Somewhat weaker, but still good, installments include Initiations, Projections, Elogium, and Non Sequitor, all of which could have been much more engaging. Persistence of Vision seems great until the alien's last line, which makes me wonder why I sat through the last forty-five minutes. The Kazon arc stories Maneuvers, Alliances, and Investigations also should have provided more compelling viewing. Certainly Martha Hackett is more than adequately treacherous and villainous as Seska, but the Kazons just don't seem very interesting. A missed opportunity: the show could have allied Seska with the Vidiians. Just imagine the creepy romantic scenes between her and some gross Vidiian captain. And how would she have kept that race from harvesting her body parts? We'll never know. Resolutions, the season's penultimate epidsode, deals with a plot thread I never really warmed up to: the almost romance between Janeway and Chakotay.

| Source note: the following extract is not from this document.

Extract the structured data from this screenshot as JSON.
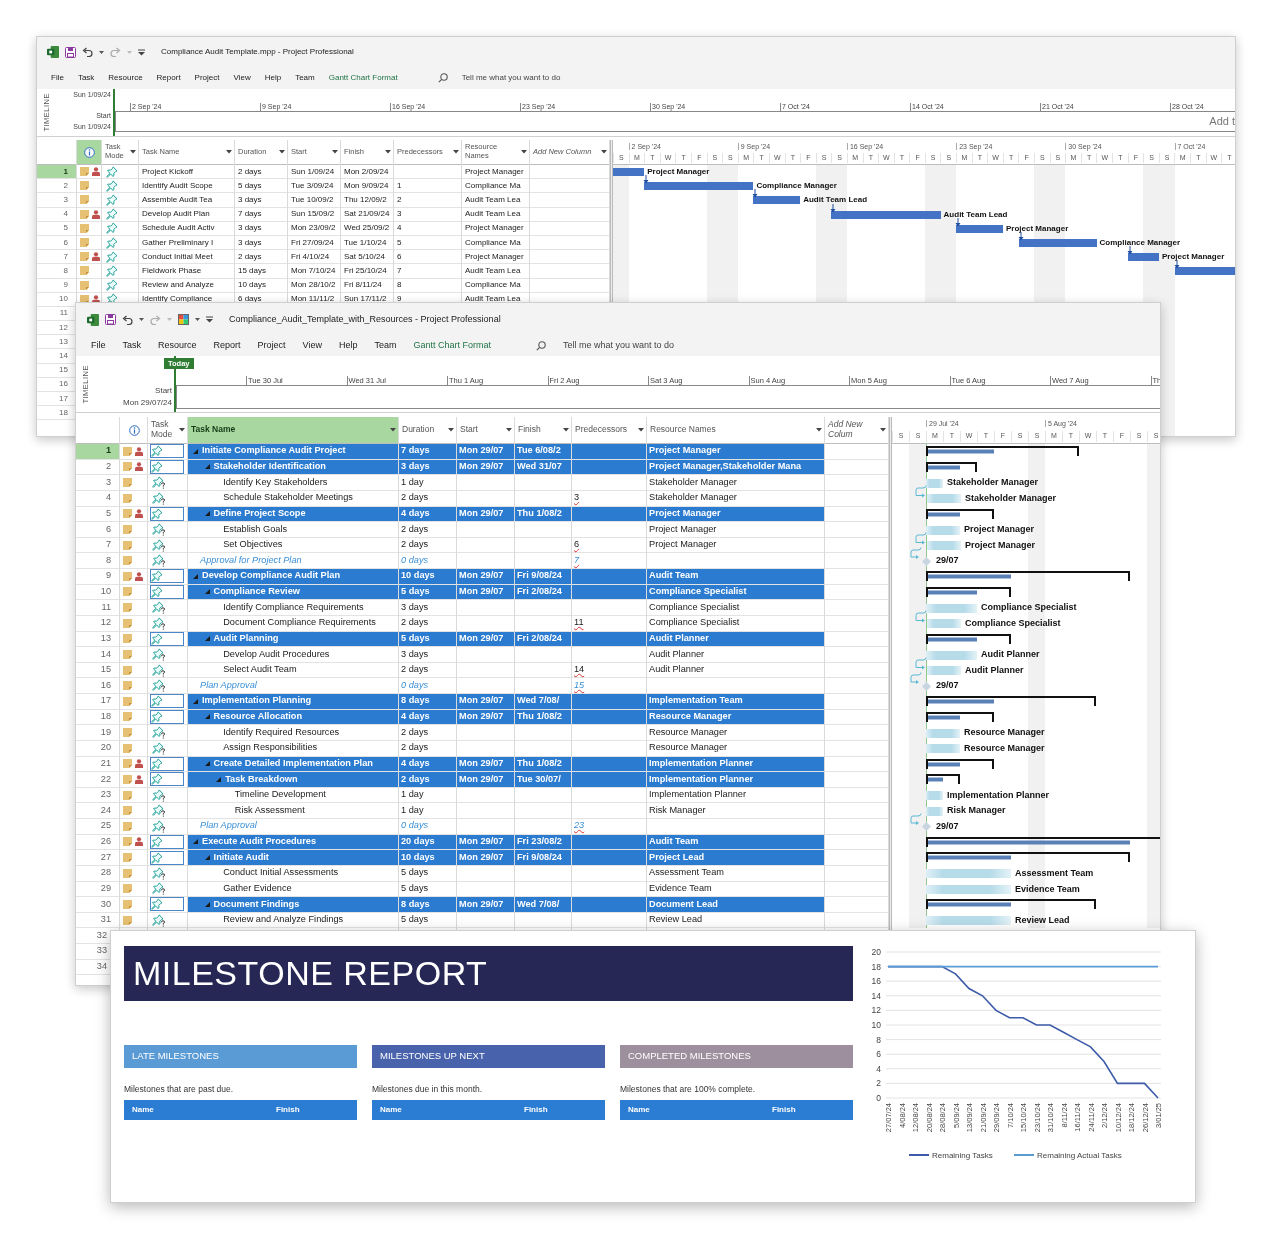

I just see him with someone else, and her with someone else.

Weaker episodes are, unfortunately, many: Twisted, Parturition, Tattoo, Cold Fire, for example, all of which had interesting premises but poor executions. Roxann Dawson, who plays Torres as both fiery and brainy, gets substandard material to work with in both Prototype and Dreadnought, which basically have the same plot, if you think about it (robot, or computer, gone out of control). The entire series' bottom of the barrel is Threshold, which even its writer Brannon Braga candidly admits in one of the easter egg clips. Poor Robert Duncan McNeill, who tries to give this turkey some real emotion! Many people love Tuvix, I know, but perhaps I don't because I'm still mad at Janeway for destroying a new life form in order to get two valued crew members back. I understand her decision, but it still feels like murder somehow.

The additional material on this set is particularly entertaining, with interviews with Martha Hackett, Ethan Phillips, and Tim Russ, who even sings, quite well, in another hidden extra--though it's not that difficult to find. In Braving the Unknown Michael Piller is very honest about creative difficulties during the season, and perhaps this tug-of-war explains the uneven quality of this year of Voyager. The visual effects bit taught me the lesson that even a lackluster episode such as Threshold involved the incredible talents and work of many people, in this case to produce the CG alien babies of Janeway and Paris.

And if that last little plot point isn't enough to convince you that this season is Voyager's least strong, then I'll just give up. Still, the characters and actors grew and developed, the episodes hosted some amazing guests, and much was set up that would be developed in later seasons.

Those who are not Voyager fans should not start with this season, but perhaps with the superior third. Once you've seen enough excellent stuff, come back to this set to complete your knowledge of the fascinating Delta Quadrant world of the good ship Voyager.